Pierwsza połowa w naszym wykonaniu zwyczajnie słaba. Oddaliśmy pole City, oprócz bramki Roo, którą zdobył przez gapiostwo obrońców The Citizens to nie przeprowadziliśmy żadnej godnej odnotowania akcji. W przerwie SAF powiedział pewnie kilka ostrych słów w szatni i gra zaczęła nam się układać. Miażdżyliśmy City posiadaniem piłki. Był okres, że nie mogli wyjść z własnej połowy, przez 10-15 minut. Mieliśmy wiele klarownych okazji, ale ich nie wykorzystaliśmy (Berba). Błysnął Ryan i Darren. No i ten gol Owena :twisted: Po prostu coś wspaniałego. City nie powinno mieć żadnych pretensji, bo to nam należało się zwycięstwo. Oddaliśmy o wiele więcej strzałów, mieliśmy więcej okazji, prowadziliśmy grę i to my byliśmy bardziej zdeterminowani, żeby odnieść zwycięstwo w derbach. City zdobyła 2 gole po błędach naszej defensywy, a konkretnie Fostera i Rio, dlatego powinni się cieszyć z tych 3 bramek i z tego, że wczoraj świetny był Given.

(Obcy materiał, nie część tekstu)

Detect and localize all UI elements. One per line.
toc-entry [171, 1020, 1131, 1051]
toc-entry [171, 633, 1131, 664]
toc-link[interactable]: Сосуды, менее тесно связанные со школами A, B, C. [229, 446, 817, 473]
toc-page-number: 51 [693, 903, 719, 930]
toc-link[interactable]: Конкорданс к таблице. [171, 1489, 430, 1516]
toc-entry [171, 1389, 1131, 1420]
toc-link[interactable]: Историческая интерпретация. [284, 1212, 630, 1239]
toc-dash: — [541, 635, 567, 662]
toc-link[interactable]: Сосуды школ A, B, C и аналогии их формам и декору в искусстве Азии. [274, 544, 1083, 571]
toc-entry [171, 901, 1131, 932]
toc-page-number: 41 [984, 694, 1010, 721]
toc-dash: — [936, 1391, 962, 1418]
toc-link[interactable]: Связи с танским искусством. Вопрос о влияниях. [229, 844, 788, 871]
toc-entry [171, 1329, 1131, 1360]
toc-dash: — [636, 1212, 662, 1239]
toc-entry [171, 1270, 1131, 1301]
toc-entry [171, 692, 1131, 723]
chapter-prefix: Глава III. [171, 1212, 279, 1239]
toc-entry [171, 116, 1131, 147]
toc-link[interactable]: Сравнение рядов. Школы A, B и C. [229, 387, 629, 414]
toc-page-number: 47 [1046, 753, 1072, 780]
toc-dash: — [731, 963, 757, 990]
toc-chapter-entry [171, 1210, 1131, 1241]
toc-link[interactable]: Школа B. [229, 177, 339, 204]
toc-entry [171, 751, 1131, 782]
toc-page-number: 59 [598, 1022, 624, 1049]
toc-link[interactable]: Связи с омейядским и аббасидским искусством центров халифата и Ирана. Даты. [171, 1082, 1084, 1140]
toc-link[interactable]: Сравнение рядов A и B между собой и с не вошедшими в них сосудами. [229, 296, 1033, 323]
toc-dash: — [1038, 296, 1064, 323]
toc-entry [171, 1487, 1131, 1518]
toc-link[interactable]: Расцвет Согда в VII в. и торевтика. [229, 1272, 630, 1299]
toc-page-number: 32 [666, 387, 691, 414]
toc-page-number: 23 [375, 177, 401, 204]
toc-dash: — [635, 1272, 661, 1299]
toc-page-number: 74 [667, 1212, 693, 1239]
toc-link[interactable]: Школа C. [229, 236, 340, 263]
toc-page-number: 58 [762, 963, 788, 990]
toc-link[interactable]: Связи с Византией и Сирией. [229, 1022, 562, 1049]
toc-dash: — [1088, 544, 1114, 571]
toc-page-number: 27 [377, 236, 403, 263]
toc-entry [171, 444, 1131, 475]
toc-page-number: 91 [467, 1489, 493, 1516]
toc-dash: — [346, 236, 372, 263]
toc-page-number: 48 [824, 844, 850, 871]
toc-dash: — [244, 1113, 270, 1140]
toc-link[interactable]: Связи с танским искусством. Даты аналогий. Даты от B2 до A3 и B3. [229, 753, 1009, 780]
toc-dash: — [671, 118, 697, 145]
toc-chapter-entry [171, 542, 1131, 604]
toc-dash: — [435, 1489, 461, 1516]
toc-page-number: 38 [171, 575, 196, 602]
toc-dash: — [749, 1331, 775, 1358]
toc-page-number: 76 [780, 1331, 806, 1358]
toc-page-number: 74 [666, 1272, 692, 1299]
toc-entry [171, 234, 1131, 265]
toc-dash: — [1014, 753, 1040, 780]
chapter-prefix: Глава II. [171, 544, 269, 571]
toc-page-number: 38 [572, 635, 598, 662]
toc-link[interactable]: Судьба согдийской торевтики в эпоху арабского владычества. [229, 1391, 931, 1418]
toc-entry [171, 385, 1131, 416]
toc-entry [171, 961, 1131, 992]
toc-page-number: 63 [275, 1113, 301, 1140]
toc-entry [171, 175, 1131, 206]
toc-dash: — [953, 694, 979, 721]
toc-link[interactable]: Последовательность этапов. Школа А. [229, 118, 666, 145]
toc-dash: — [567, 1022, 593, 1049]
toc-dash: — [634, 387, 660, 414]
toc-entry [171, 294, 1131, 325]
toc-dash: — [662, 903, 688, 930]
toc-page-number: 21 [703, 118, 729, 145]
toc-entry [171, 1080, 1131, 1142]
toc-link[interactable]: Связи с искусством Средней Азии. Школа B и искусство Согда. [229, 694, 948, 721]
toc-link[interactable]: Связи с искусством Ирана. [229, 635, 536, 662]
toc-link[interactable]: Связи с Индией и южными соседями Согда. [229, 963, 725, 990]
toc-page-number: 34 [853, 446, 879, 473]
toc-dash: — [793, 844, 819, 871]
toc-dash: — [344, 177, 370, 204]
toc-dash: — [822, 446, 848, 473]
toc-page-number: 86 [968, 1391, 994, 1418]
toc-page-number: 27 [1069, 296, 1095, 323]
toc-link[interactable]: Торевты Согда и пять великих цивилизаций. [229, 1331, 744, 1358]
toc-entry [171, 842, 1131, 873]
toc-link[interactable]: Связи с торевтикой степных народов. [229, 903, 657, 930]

Na plus od nas wczoraj - Pat, Fletch, Owen, Ando, Giggs, Roo. Słaby mecz Berby, Parka, Fostera. Mizeria Vidica i Oszeja. Błędu nie ustrzegł się Rio.
MANCHESTER IS RED !!! :twisted: <jupi>
"Kto parę razy dostał po ryju i wie, że nie jest ze szkła, ten czuje że żyje. Dopiero wtedy, gdy balansuje na krawędzi."